Les sarkozyens ne manqueront jamais de vous expliquer que les
« pauvres » américains (si vraiment ils existent) ne peuvent être ni
des « travailleurs pauvres » ni des chômeurs, puisque il n’y a plus de
chômage aux États-Unis :

« Les sans-travail sont des personnes qui n’ont plus assez de ressort
pour chercher un travail, soit parce qu’elles font de la dépression, soit
parce qu’elles ont un problème de drogue ou d’alcoolisme, ou des déficiences
mentales légères 1.»

La pauvreté ne serait qu’un nouveau terme « politiquement correct
» pour désigner des malades mentaux et des asociaux incurables.
Préféreriez-vous les voir enfermer dans des asiles?
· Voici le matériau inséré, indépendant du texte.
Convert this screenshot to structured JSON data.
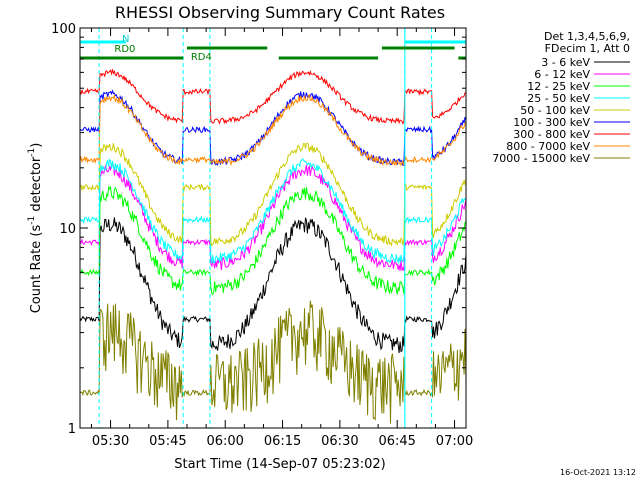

Soyons honnêtes,
les pauvres sont d’abord des fous :

« Autrefois ces personnes auraient vécu dans des asiles d’aliénés.
Depuis une quarantaine d’années, la tendance a plutôt été de faire quitter
les hôpitaux psychiatriques à tous ceux qui ne présentaient pas de
danger pour la société. Ces personnes sont au nombre d’environ
700000 2.»

Les pauvres sont aussi responsables de leur mauvaise santé et de
leur mortalité beaucoup plus forte (mais leur vie vaut-elle le coup
d’être vécue?) :

1 Ibidem.
2 Ibidem.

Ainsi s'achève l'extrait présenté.